Actually, there's a whole mess of people who specialize in knives, swords, fisticuffs, nunchucks, guns and vicious flying kicks--solely for the purpose of entertainment.
In the world of theater, these people are called fight directors. In film, they are known as fight coordinators. Fight coordinators are trained to oversee several aspects of a film fight: smack-down choreography, weapons or martial arts training, physical training, safety instruction and even acting. (How might Batman react to a flying kick to his face? Would his murky-hearted character react differently if that kick instead landed on his ass? Only the Dark Knight and his fight coordinators know for sure.)
The most noted fight coordinator in the business is named Cheung-Yan Yuen. Cheung-Yan is credited with creating the marvelous throw-downs in two of the three Matrix installments; both Charlie's Angels movies and Daredevil.
This B!tch is told Cheung-Yan speaks only Chinese, and this B!tch does not speak Chinese, so this B!tch interviewed two other fight coordinators instead.
"I approach action as dialogue with movement instead of words," says Anthony De Longis, who co-choreographed a saber fight for Jet Li's latest film, Fearless.
Ergo, fight coordinators usually partner with a director when creating a brawl. The director fills in the coordinator about the larger purpose of the scene and the motivations behind the fighters. The coordinator then introduces the proper fighting styles and weapons. For example, De Longis arranged a fanciful flashback in Haley Joel Osment's Secondhand Lions.

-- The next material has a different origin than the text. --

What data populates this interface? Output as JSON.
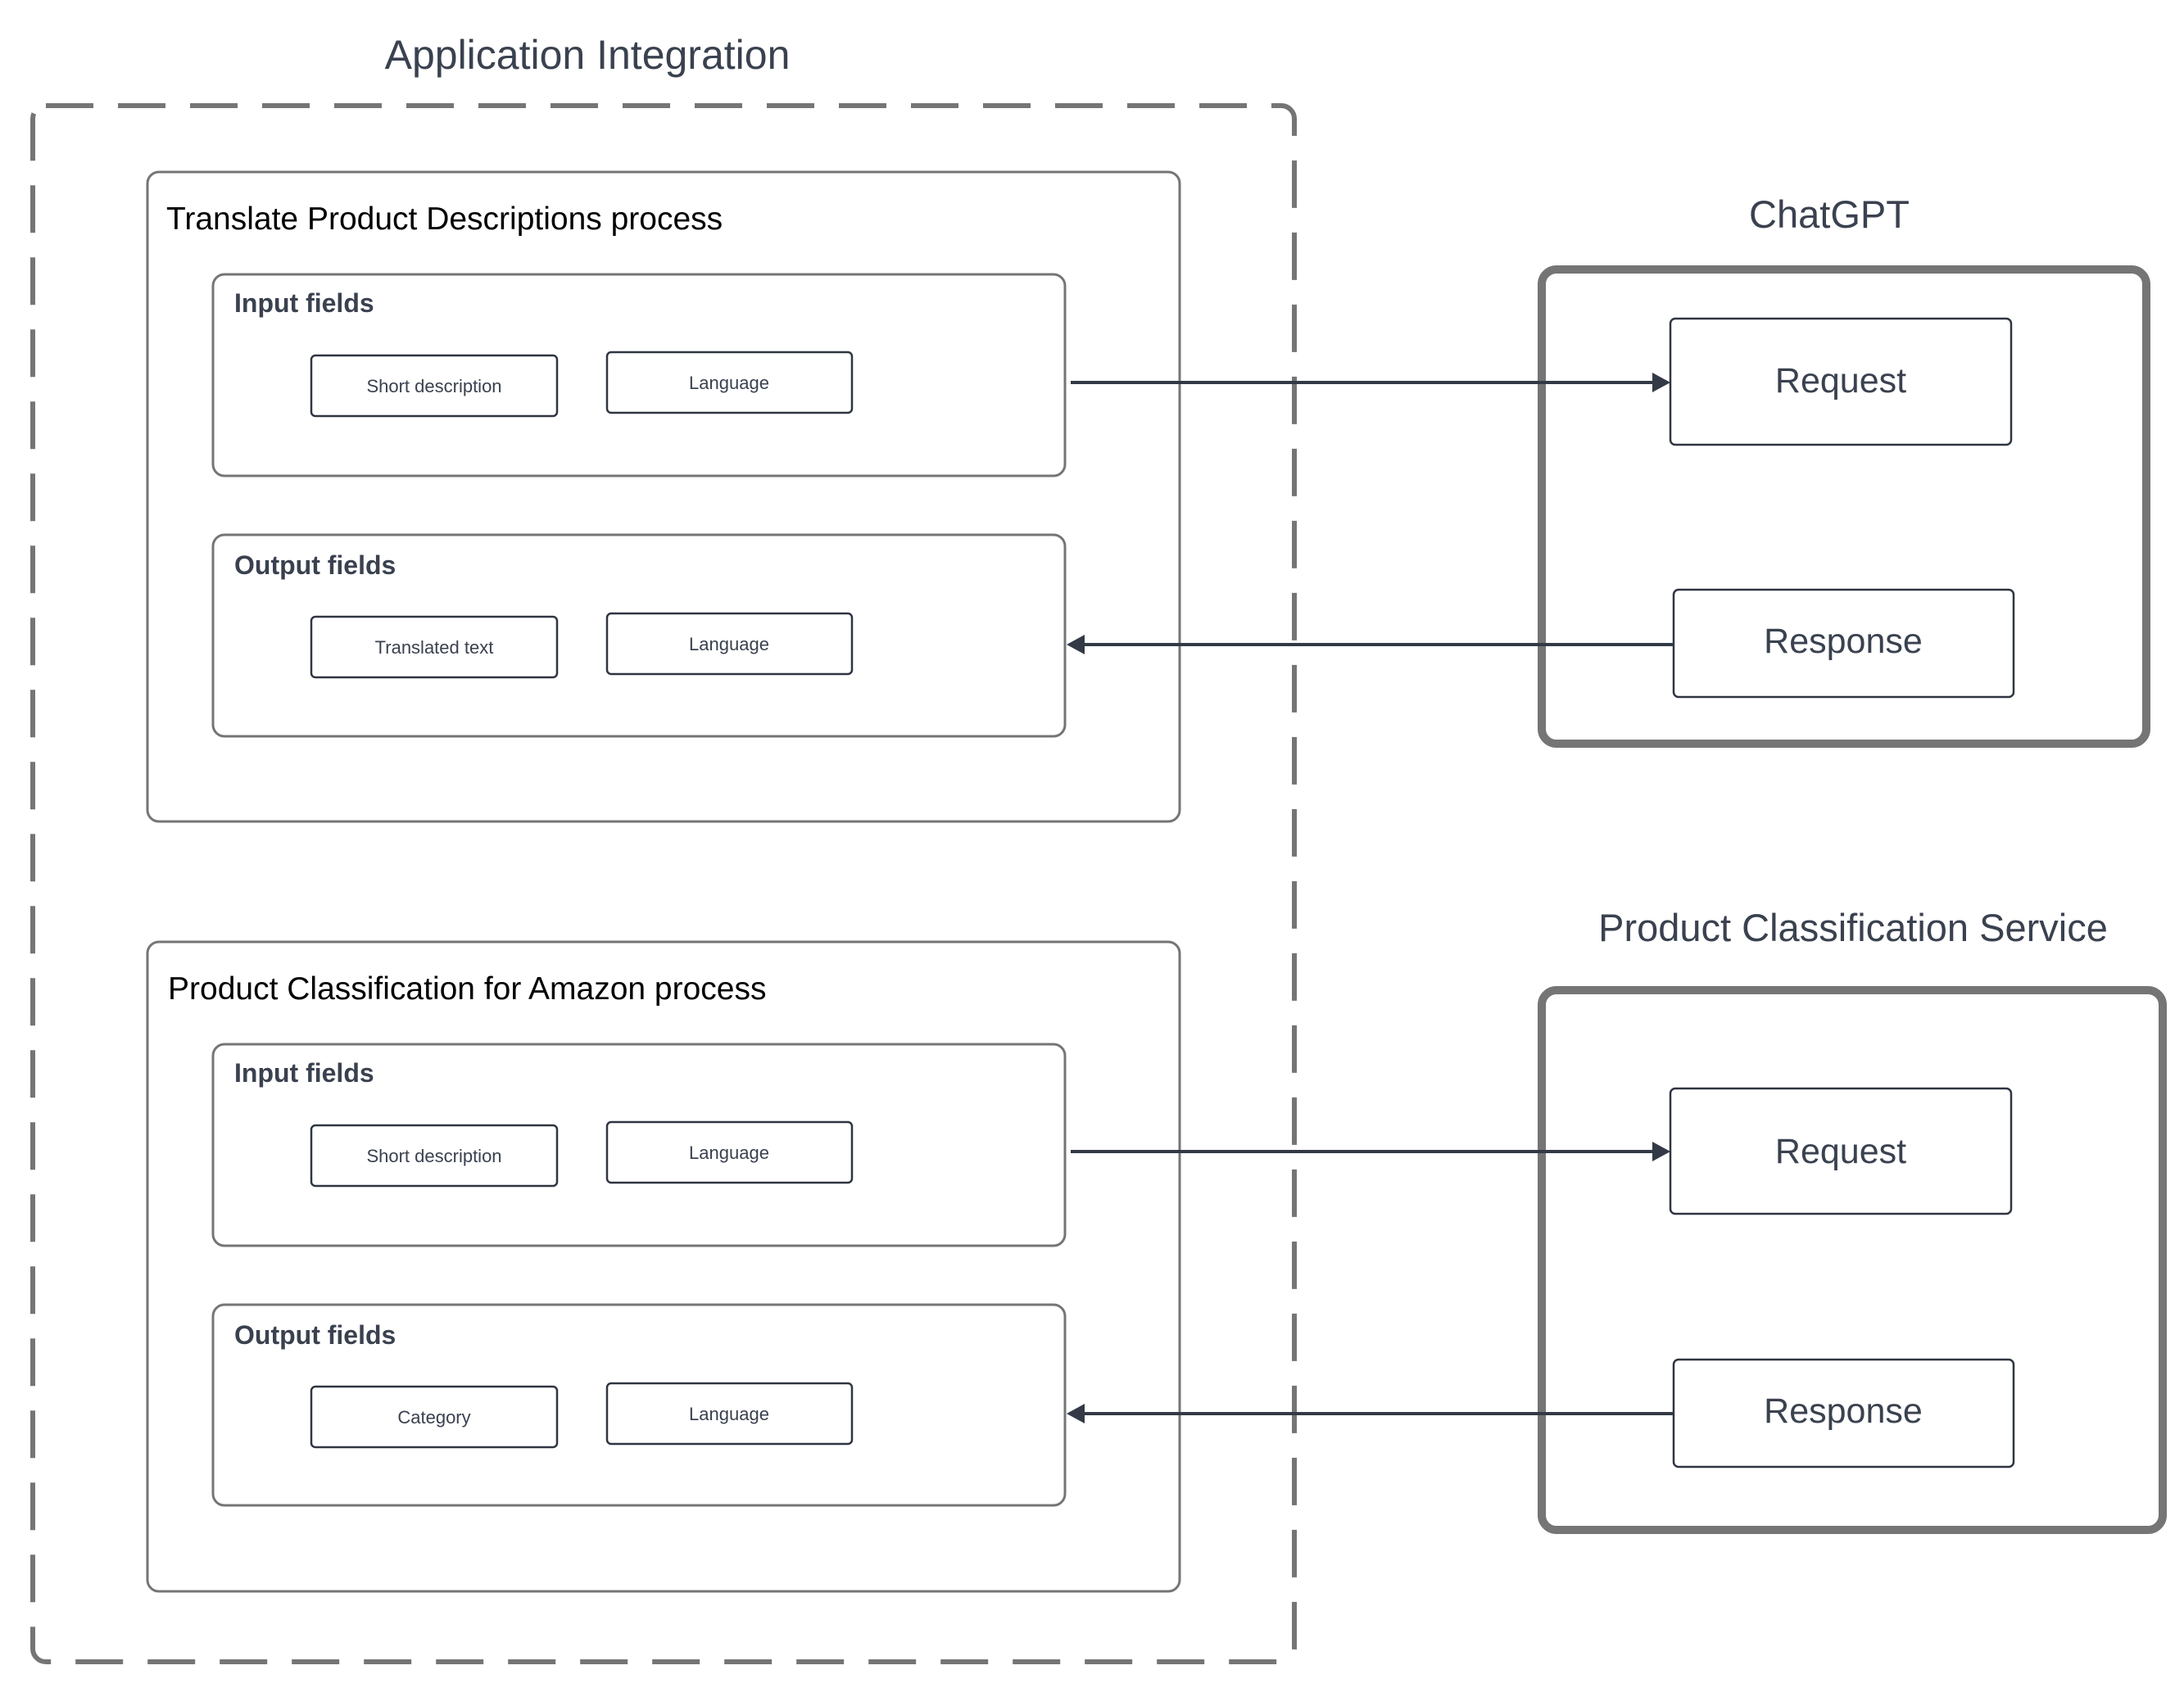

The fight scene was supposed to be a classic showdown between an outmatched, straightforward hero and a morally bankrupt force of evil--in this case, a wicked sheik. De Longis honored that scenario by giving the villain a fluid fighting style and two blades. The imaginary hero fought with a more linear, defensive technique.
"If a fight doesn't articulate the story or the character, it's just a lot of eye candy," De Longis tells this B!tch.

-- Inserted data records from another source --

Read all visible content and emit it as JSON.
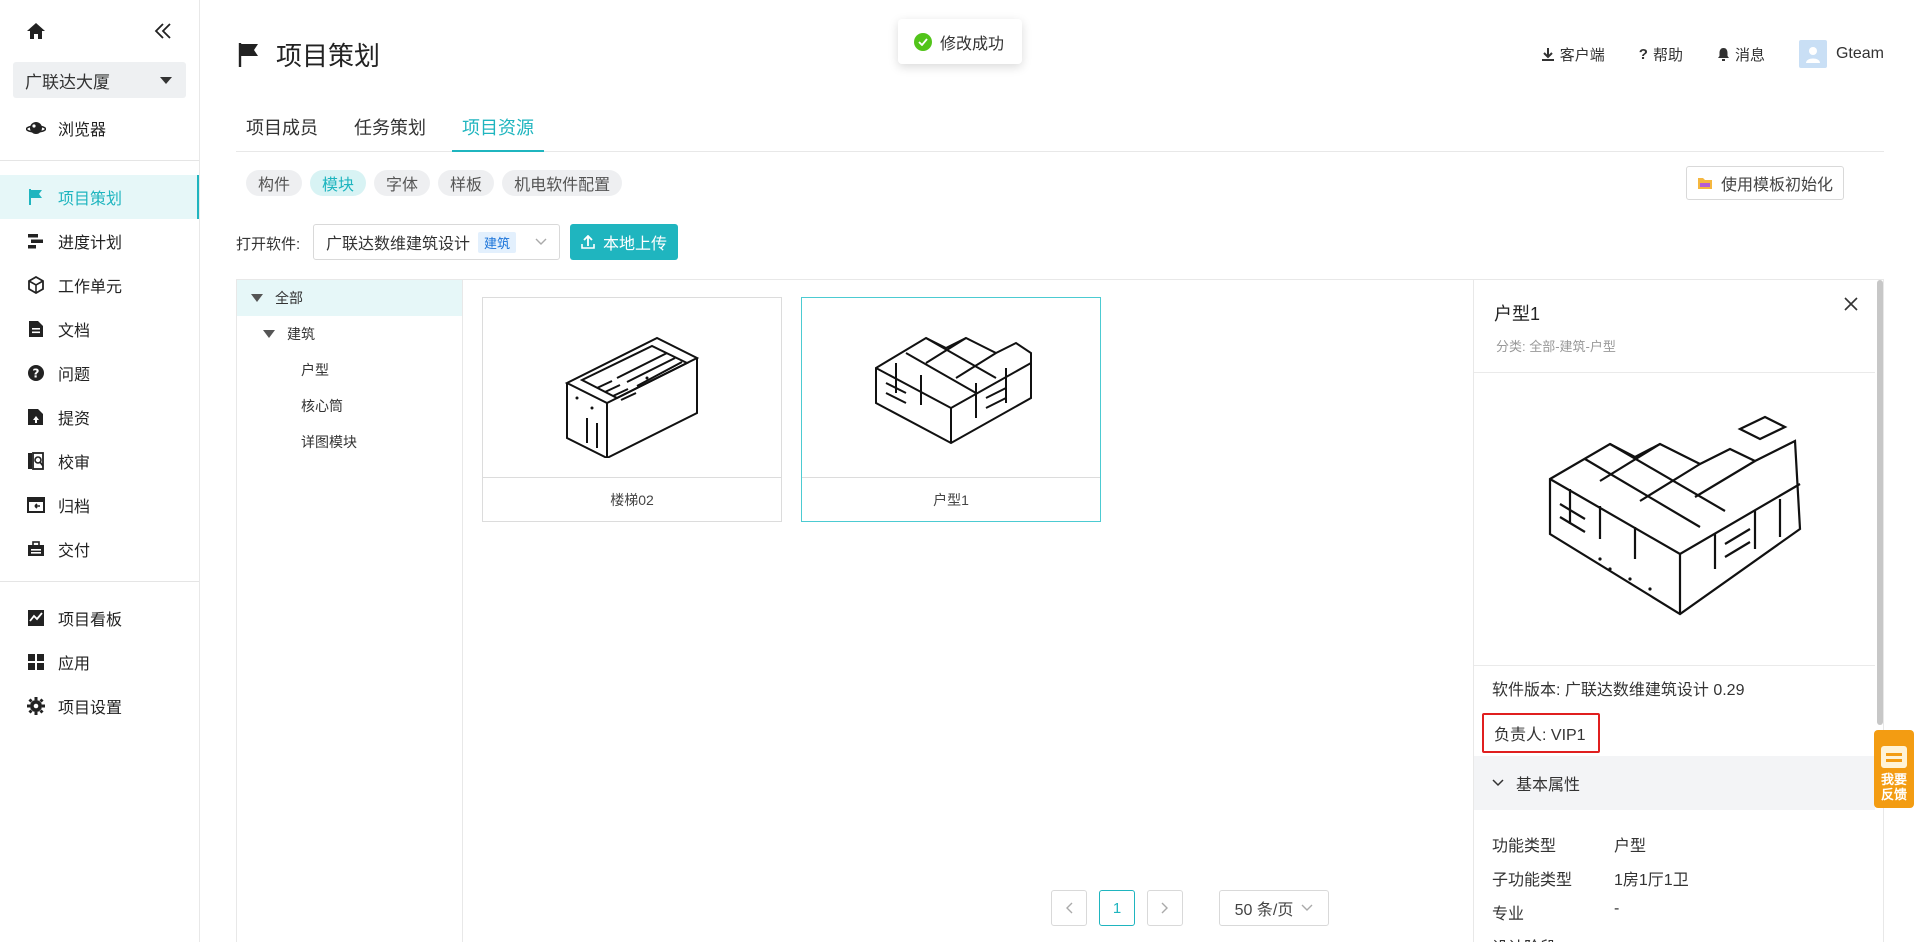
{
  "sidebar": {
    "project": "广联达大厦",
    "group1": [
      {
        "label": "浏览器",
        "icon": "planet-icon"
      }
    ],
    "group2": [
      {
        "label": "项目策划",
        "icon": "flag-icon",
        "active": true
      },
      {
        "label": "进度计划",
        "icon": "gantt-icon"
      },
      {
        "label": "工作单元",
        "icon": "cube-icon"
      },
      {
        "label": "文档",
        "icon": "document-icon"
      },
      {
        "label": "问题",
        "icon": "question-circle-icon"
      },
      {
        "label": "提资",
        "icon": "submit-doc-icon"
      },
      {
        "label": "校审",
        "icon": "review-icon"
      },
      {
        "label": "归档",
        "icon": "archive-icon"
      },
      {
        "label": "交付",
        "icon": "briefcase-icon"
      }
    ],
    "group3": [
      {
        "label": "项目看板",
        "icon": "chart-board-icon"
      },
      {
        "label": "应用",
        "icon": "apps-icon"
      },
      {
        "label": "项目设置",
        "icon": "gear-icon"
      }
    ]
  },
  "header": {
    "title": "项目策划",
    "client": "客户端",
    "help": "帮助",
    "messages": "消息",
    "user": "Gteam"
  },
  "toast": "修改成功",
  "tabs": [
    "项目成员",
    "任务策划",
    "项目资源"
  ],
  "active_tab": "项目资源",
  "chips": [
    "构件",
    "模块",
    "字体",
    "样板",
    "机电软件配置"
  ],
  "active_chip": "模块",
  "init_button": "使用模板初始化",
  "software": {
    "label": "打开软件:",
    "value": "广联达数维建筑设计",
    "tag": "建筑"
  },
  "upload_button": "本地上传",
  "tree": {
    "root": "全部",
    "node": "建筑",
    "leaves": [
      "户型",
      "核心筒",
      "详图模块"
    ]
  },
  "cards": [
    {
      "name": "楼梯02"
    },
    {
      "name": "户型1",
      "selected": true
    }
  ],
  "pagination": {
    "current": "1",
    "page_size": "50 条/页"
  },
  "detail": {
    "title": "户型1",
    "category": "分类: 全部-建筑-户型",
    "version": "软件版本: 广联达数维建筑设计 0.29",
    "owner": "负责人: VIP1",
    "section": "基本属性",
    "props": [
      {
        "k": "功能类型",
        "v": "户型"
      },
      {
        "k": "子功能类型",
        "v": "1房1厅1卫"
      },
      {
        "k": "专业",
        "v": "-"
      },
      {
        "k": "设计阶段",
        "v": ""
      }
    ]
  },
  "feedback": [
    "我要",
    "反馈"
  ],
  "colors": {
    "accent": "#1fb5bf",
    "highlight": "#e01f1f",
    "feedback": "#f39c12"
  }
}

Sometimes fight coordination doesn't involve a lot of fighting at all.
"We spent hours just talking about his character, about how he would respond, why he fights the way he does," says Bill Goodwin, referring to his three days of fight training with Christian Bale for Batman Begins.
Goodwin also taught Bale basic techniques in Shaolin and other Asian disciplines before turning him loose to fight a prison yard full of make-believe baddies--baddies who must, of course, have inferior kung fu and only middling ninja skills.